Migrants driving Germany’s innovation – report
Migrants in Germany are pulling more than their weight in driving innovation in the nation’s hi-tech economy, according to a new report.
Economists Oliver Koppel and Enno Kohlisch say migrants are making an “indispensable contribution” to Germany’s strength in innovation.
Their report examined who has sought patents in Germany in recent years and it found more than 11 per cent of all patents developed in Germany can now be traced entirely to inventors with migrant backgrounds.
In 1994, this figure was only 3.8 per cent and it has risen steadily since.
“In other words, shortly after reunification inventors with a migration background were responsible for barely one in 25 patents developed in Germany but now the ratio is one in nine,” the report says.
The authors point to Uğur Şahin and Özlem Türeci of BioNTech, a Turkish migrant couple, who received Germany’s Federal Cross of Merit for their development of the world’s first mRNA COVID-19 vaccine.
“The two are emblematic of the indispensable contribution migration now makes to Germany’s strength in innovation,” they say.
“The bottom line is that the cumulative amount of patent applications developed in Germany increased by 2.9 per cent between 2008 and 2018.
“Those by inventors from the German language area however fell by 1.8 per cent, while those by inventors from non-German language areas increased by 84 per cent—and among them those by inventors from the Indian and Chinese language areas by as much as 303 and 139 per cent respectively,” the report says.
In other words, the moderate growth in patent applications developed in Germany over the last ten years is exclusively thanks to inventors with a migration background.
Without them, Germany’s economy-wide patent activity would have fallen.
The report says this is demographic problem,
German-born patent applicants has stagnated or fallen over the last decade because of labour-market bottlenecks in technical-scientific qualifications and occupations.
So, the 13.5 million people born in Germany in the ‘baby-boomer’ decade gave rise to only 7.9 million children and adolescents between the ages of five and 14.
The consequences of this have reached the Germany’s technical meaning fewer students each year to take technical-scientific subjects, adding to the pool of potential German inventors.

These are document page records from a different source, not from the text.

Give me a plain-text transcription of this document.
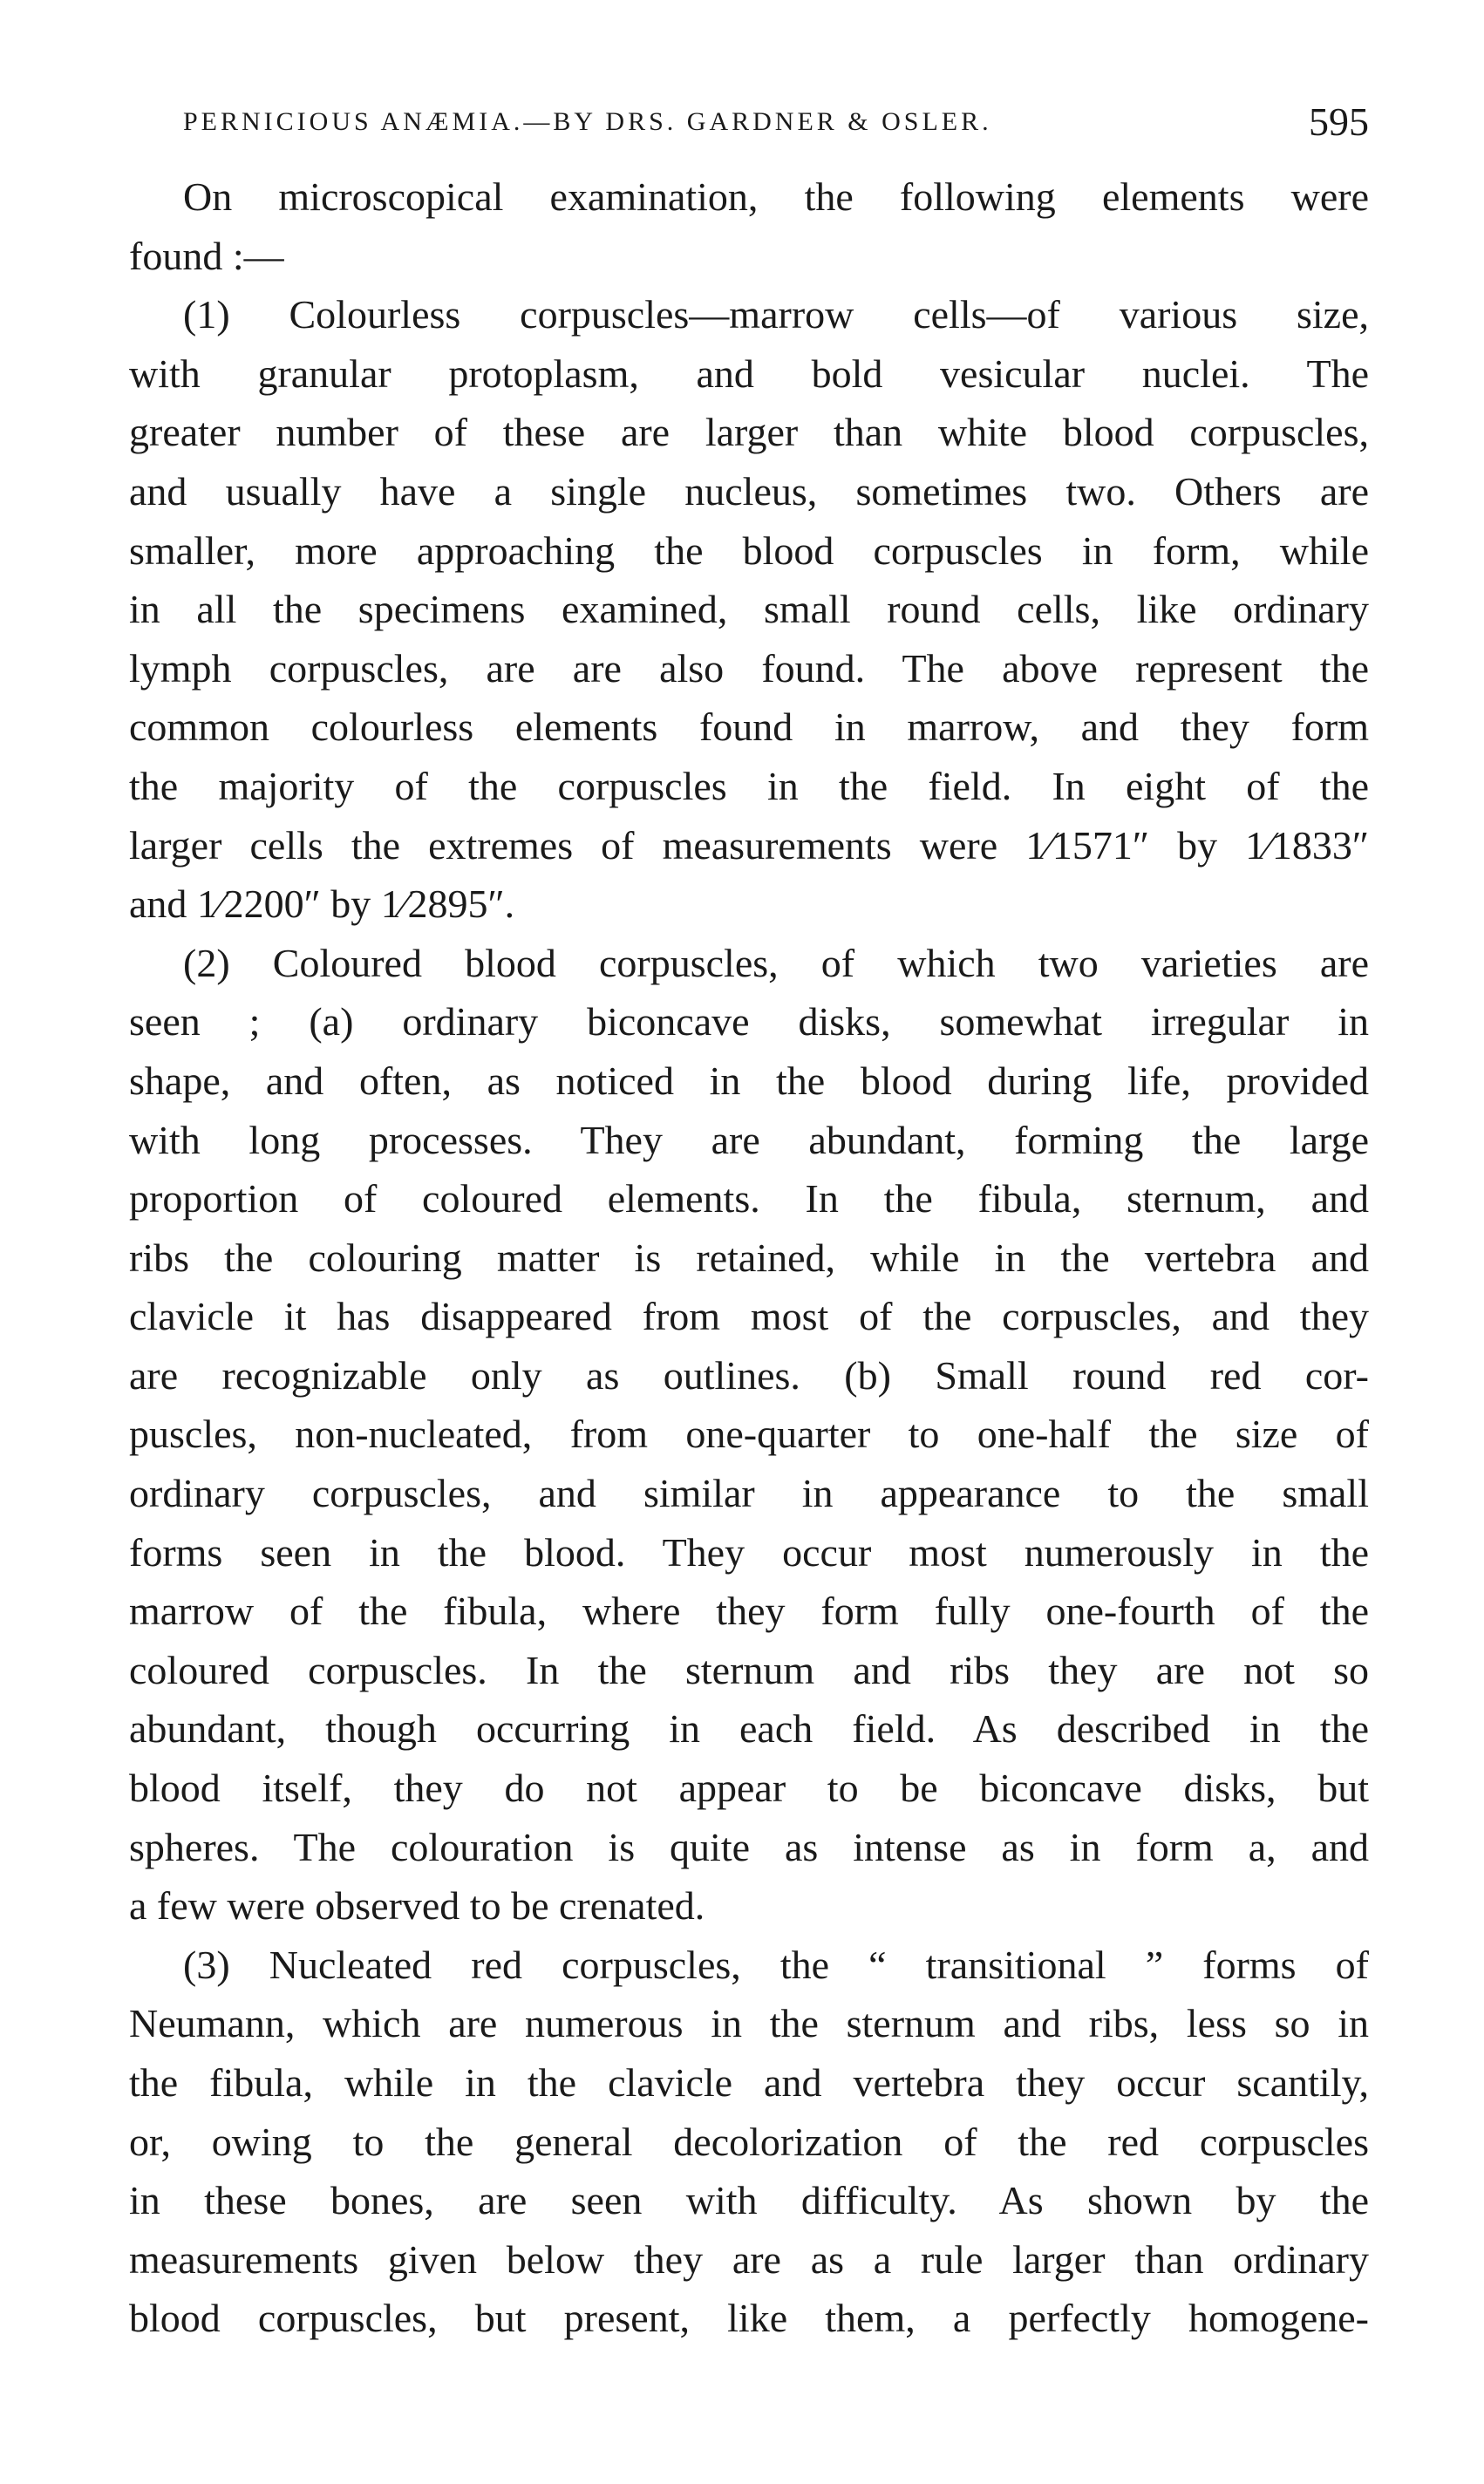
PERNICIOUS ANÆMIA.—BY DRS. GARDNER & OSLER.	595
On microscopical examination, the following elements were
found :—
(1) Colourless corpuscles—marrow cells—of various size,
with granular protoplasm, and bold vesicular nuclei. The
greater number of these are larger than white blood corpuscles,
and usually have a single nucleus, sometimes two. Others are
smaller, more approaching the blood corpuscles in form, while
in all the specimens examined, small round cells, like ordinary
lymph corpuscles, are are also found. The above represent the
common colourless elements found in marrow, and they form
the majority of the corpuscles in the field. In eight of the
larger cells the extremes of measurements were 1⁄1571″ by 1⁄1833″
and 1⁄2200″ by 1⁄2895″.
(2) Coloured blood corpuscles, of which two varieties are
seen ; (a) ordinary biconcave disks, somewhat irregular in
shape, and often, as noticed in the blood during life, provided
with long processes. They are abundant, forming the large
proportion of coloured elements. In the fibula, sternum, and
ribs the colouring matter is retained, while in the vertebra and
clavicle it has disappeared from most of the corpuscles, and they
are recognizable only as outlines. (b) Small round red cor-
puscles, non-nucleated, from one-quarter to one-half the size of
ordinary corpuscles, and similar in appearance to the small
forms seen in the blood. They occur most numerously in the
marrow of the fibula, where they form fully one-fourth of the
coloured corpuscles. In the sternum and ribs they are not so
abundant, though occurring in each field. As described in the
blood itself, they do not appear to be biconcave disks, but
spheres. The colouration is quite as intense as in form a, and
a few were observed to be crenated.
(3) Nucleated red corpuscles, the “ transitional ” forms of
Neumann, which are numerous in the sternum and ribs, less so in
the fibula, while in the clavicle and vertebra they occur scantily,
or, owing to the general decolorization of the red corpuscles
in these bones, are seen with difficulty. As shown by the
measurements given below they are as a rule larger than ordinary
blood corpuscles, but present, like them, a perfectly homogene-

The report says that rather than reducing higher-education capacity, German authorities should attract students from abroad to study in Germany.

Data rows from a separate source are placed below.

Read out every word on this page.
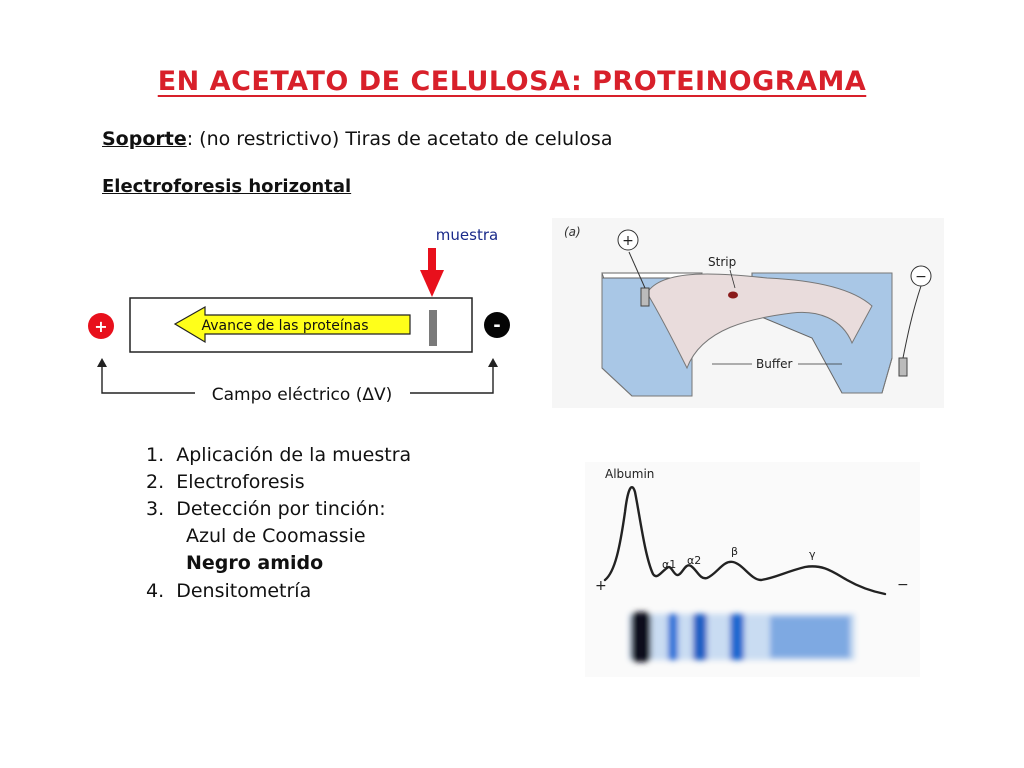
EN ACETATO DE CELULOSA: PROTEINOGRAMA
Soporte: (no restrictivo) Tiras de acetato de celulosa
Electroforesis horizontal
muestra
Avance de las proteínas
+	-
Campo eléctrico (ΔV)
(a)
+
−
Strip
Buffer
1. Aplicación de la muestra
2. Electroforesis
3. Detección por tinción:
Azul de Coomassie
Negro amido
4. Densitometría
Albumin
α1 α2
β	γ
+	−
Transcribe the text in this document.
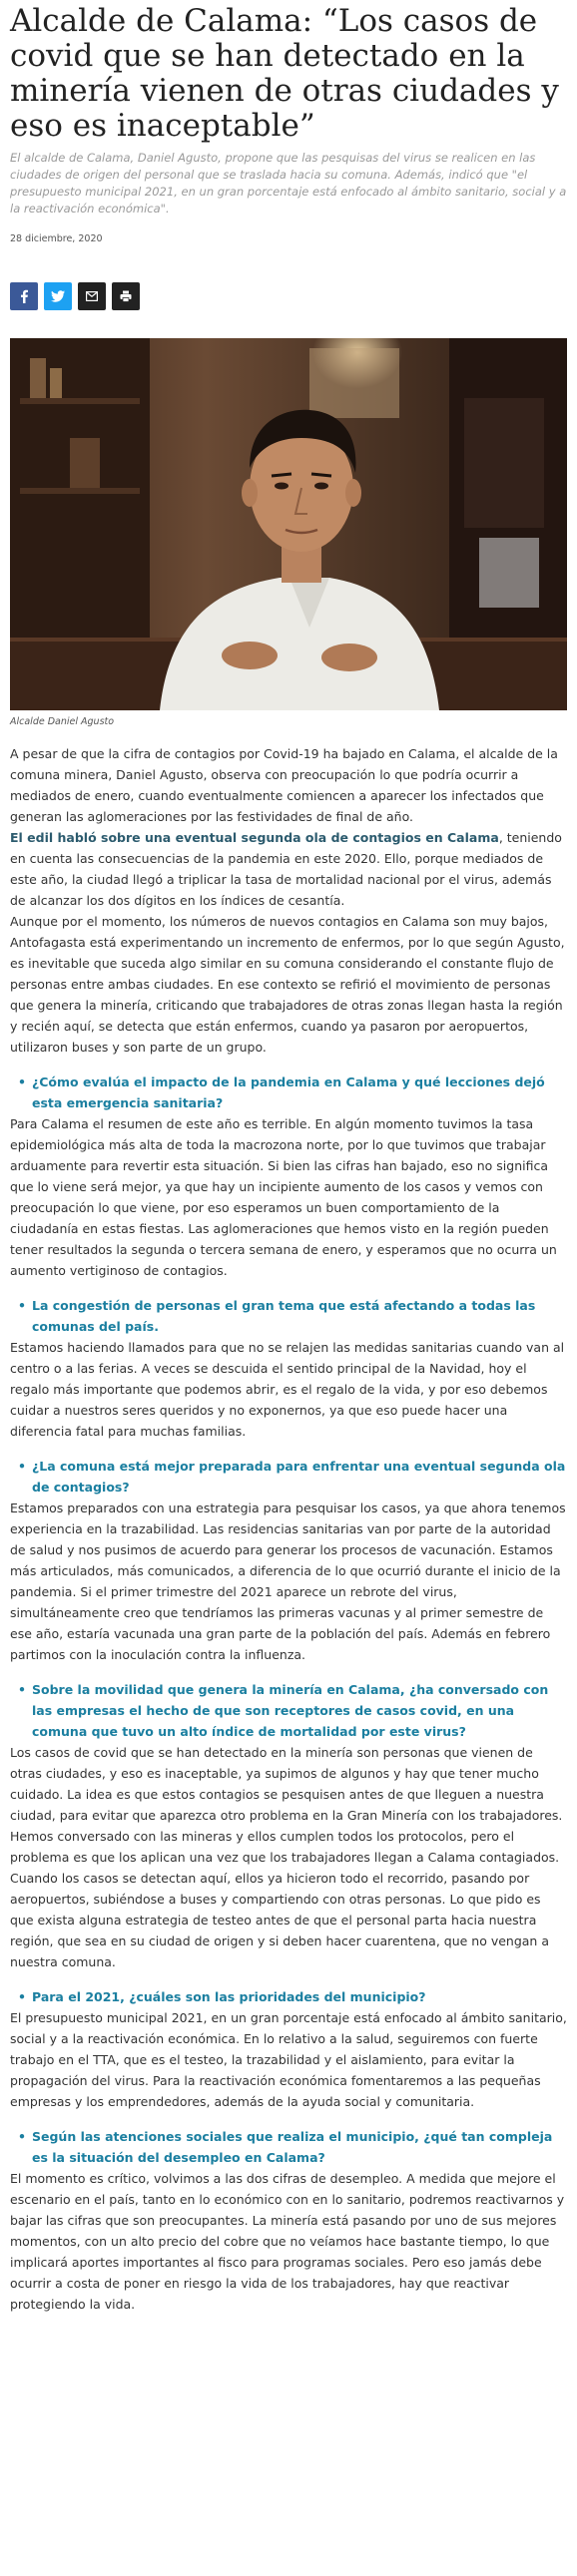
Alcalde de Calama: “Los casos de covid que se han detectado en la minería vienen de otras ciudades y eso es inaceptable”

El alcalde de Calama, Daniel Agusto, propone que las pesquisas del virus se realicen en las ciudades de origen del personal que se traslada hacia su comuna. Además, indicó que "el presupuesto municipal 2021, en un gran porcentaje está enfocado al ámbito sanitario, social y a la reactivación económica".

28 diciembre, 2020
Alcalde Daniel Agusto

A pesar de que la cifra de contagios por Covid-19 ha bajado en Calama, el alcalde de la comuna minera, Daniel Agusto, observa con preocupación lo que podría ocurrir a mediados de enero, cuando eventualmente comiencen a aparecer los infectados que generan las aglomeraciones por las festividades de final de año.

El edil habló sobre una eventual segunda ola de contagios en Calama, teniendo en cuenta las consecuencias de la pandemia en este 2020. Ello, porque mediados de este año, la ciudad llegó a triplicar la tasa de mortalidad nacional por el virus, además de alcanzar los dos dígitos en los índices de cesantía.

Aunque por el momento, los números de nuevos contagios en Calama son muy bajos, Antofagasta está experimentando un incremento de enfermos, por lo que según Agusto, es inevitable que suceda algo similar en su comuna considerando el constante flujo de personas entre ambas ciudades. En ese contexto se refirió el movimiento de personas que genera la minería, criticando que trabajadores de otras zonas llegan hasta la región y recién aquí, se detecta que están enfermos, cuando ya pasaron por aeropuertos, utilizaron buses y son parte de un grupo.

• ¿Cómo evalúa el impacto de la pandemia en Calama y qué lecciones dejó esta emergencia sanitaria?

Para Calama el resumen de este año es terrible. En algún momento tuvimos la tasa epidemiológica más alta de toda la macrozona norte, por lo que tuvimos que trabajar arduamente para revertir esta situación. Si bien las cifras han bajado, eso no significa que lo viene será mejor, ya que hay un incipiente aumento de los casos y vemos con preocupación lo que viene, por eso esperamos un buen comportamiento de la ciudadanía en estas fiestas. Las aglomeraciones que hemos visto en la región pueden tener resultados la segunda o tercera semana de enero, y esperamos que no ocurra un aumento vertiginoso de contagios.

• La congestión de personas el gran tema que está afectando a todas las comunas del país.

Estamos haciendo llamados para que no se relajen las medidas sanitarias cuando van al centro o a las ferias. A veces se descuida el sentido principal de la Navidad, hoy el regalo más importante que podemos abrir, es el regalo de la vida, y por eso debemos cuidar a nuestros seres queridos y no exponernos, ya que eso puede hacer una diferencia fatal para muchas familias.

• ¿La comuna está mejor preparada para enfrentar una eventual segunda ola de contagios?

Estamos preparados con una estrategia para pesquisar los casos, ya que ahora tenemos experiencia en la trazabilidad. Las residencias sanitarias van por parte de la autoridad de salud y nos pusimos de acuerdo para generar los procesos de vacunación. Estamos más articulados, más comunicados, a diferencia de lo que ocurrió durante el inicio de la pandemia. Si el primer trimestre del 2021 aparece un rebrote del virus, simultáneamente creo que tendríamos las primeras vacunas y al primer semestre de ese año, estaría vacunada una gran parte de la población del país. Además en febrero partimos con la inoculación contra la influenza.

• Sobre la movilidad que genera la minería en Calama, ¿ha conversado con las empresas el hecho de que son receptores de casos covid, en una comuna que tuvo un alto índice de mortalidad por este virus?

Los casos de covid que se han detectado en la minería son personas que vienen de otras ciudades, y eso es inaceptable, ya supimos de algunos y hay que tener mucho cuidado. La idea es que estos contagios se pesquisen antes de que lleguen a nuestra ciudad, para evitar que aparezca otro problema en la Gran Minería con los trabajadores.

Hemos conversado con las mineras y ellos cumplen todos los protocolos, pero el problema es que los aplican una vez que los trabajadores llegan a Calama contagiados. Cuando los casos se detectan aquí, ellos ya hicieron todo el recorrido, pasando por aeropuertos, subiéndose a buses y compartiendo con otras personas. Lo que pido es que exista alguna estrategia de testeo antes de que el personal parta hacia nuestra región, que sea en su ciudad de origen y si deben hacer cuarentena, que no vengan a nuestra comuna.

• Para el 2021, ¿cuáles son las prioridades del municipio?

El presupuesto municipal 2021, en un gran porcentaje está enfocado al ámbito sanitario, social y a la reactivación económica. En lo relativo a la salud, seguiremos con fuerte trabajo en el TTA, que es el testeo, la trazabilidad y el aislamiento, para evitar la propagación del virus. Para la reactivación económica fomentaremos a las pequeñas empresas y los emprendedores, además de la ayuda social y comunitaria.

• Según las atenciones sociales que realiza el municipio, ¿qué tan compleja es la situación del desempleo en Calama?

El momento es crítico, volvimos a las dos cifras de desempleo. A medida que mejore el escenario en el país, tanto en lo económico con en lo sanitario, podremos reactivarnos y bajar las cifras que son preocupantes. La minería está pasando por uno de sus mejores momentos, con un alto precio del cobre que no veíamos hace bastante tiempo, lo que implicará aportes importantes al fisco para programas sociales. Pero eso jamás debe ocurrir a costa de poner en riesgo la vida de los trabajadores, hay que reactivar protegiendo la vida.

“Germany faces enormous challenges in innovation—from decarbonisation, health protection and digitalisation to technological competition with China,” the report says.
“Only through more innovation, and thus cosmopolitanism and immigration, can these challenges be overcome and at the same time wellbeing be secured,” it says.
“In the current pandemic hardly any foreign students and specialists are however coming to Germany and this could have a negative impact on innovation performance soon.
“But here the circle closes: two inventors with a migration background, Şahin and Türeci, developed an effective solution for the cause of this problem,” the report said.